The flip side of this is early intervention. I was able to relieve my fiancée’s severe neck and arm pain (also known as a cervical radiculopathy) in just a few days, whereas left untreated, I’ve seen this same condition take months to resolve. Attacking the problem early means that you’re able to find and focus on the source from the get-go; it’s an immediate checkmate without first having to deal with all the annoying little pawns.
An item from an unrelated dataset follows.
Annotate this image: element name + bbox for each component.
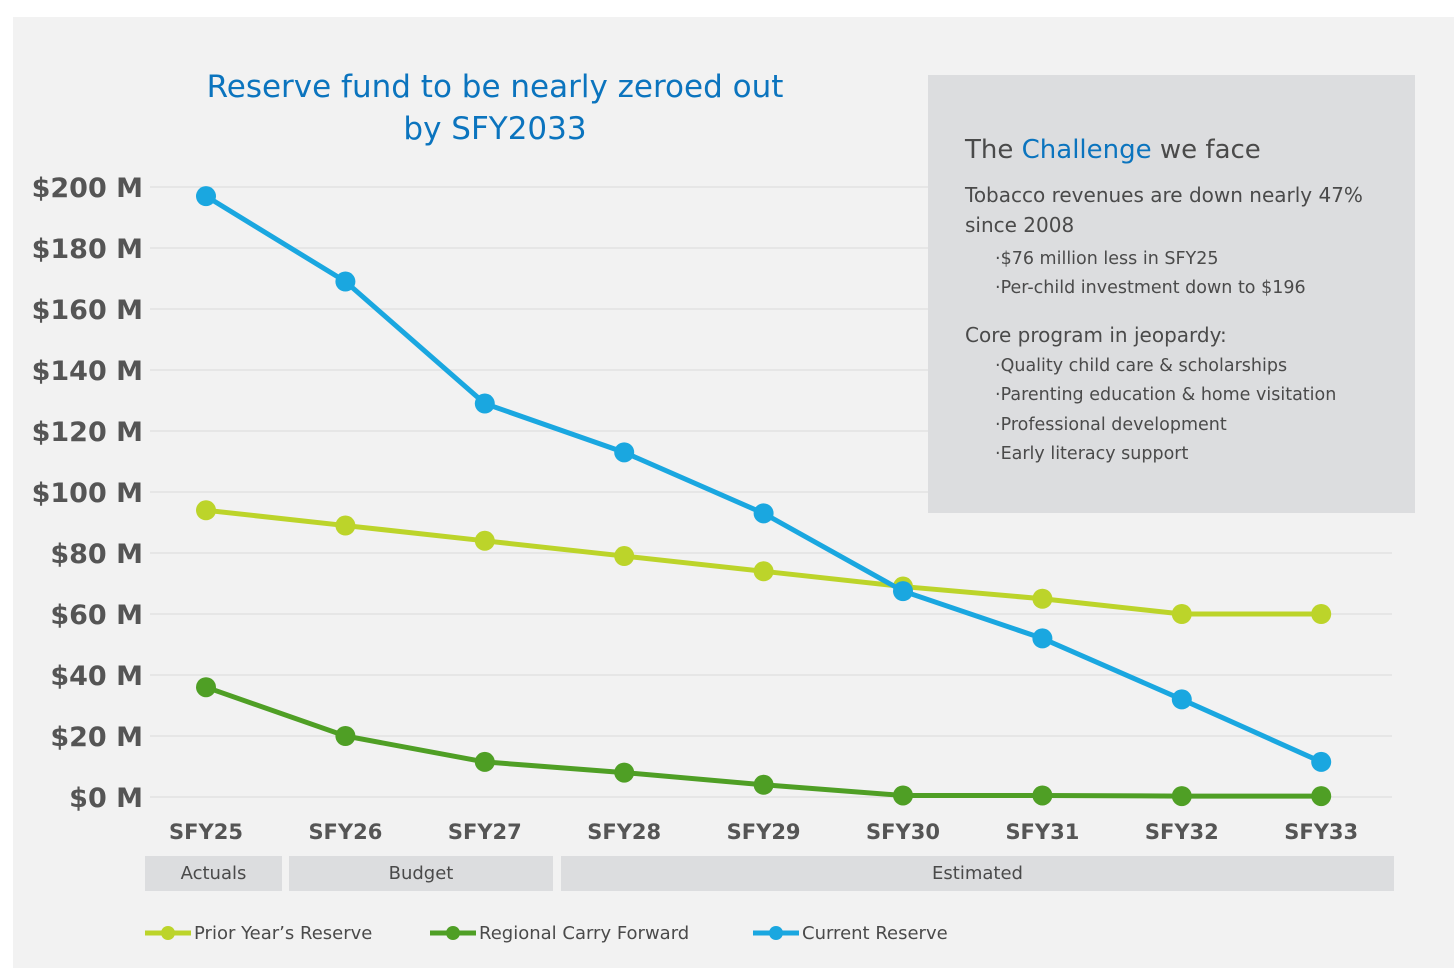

I realize it’s tempting to try and just wish away the pain, or ignore it and hope it goes away. The problem is, it can take months to go away. Even when it does finally stop annoying you, that problem you ignored and let affect five other parts of your body is likely to return at some point in the future, this time with friends. The solution? Get off your butt and do something about your pain NOW. While I, of course, advocate meeting with a physical therapist, watching some videos, reading some articles, and attempting to do some self-maintenance is still better than nothing. If you’re reading this right now you’re alive, which means you’ve likely got some ache or pain that you’re trying to pretend isn’t there. Stop waiting for it to go away. Stop giving it time to get worse. The wait is over; the pigs are flying. Go do something about your pain. Your body will thank you.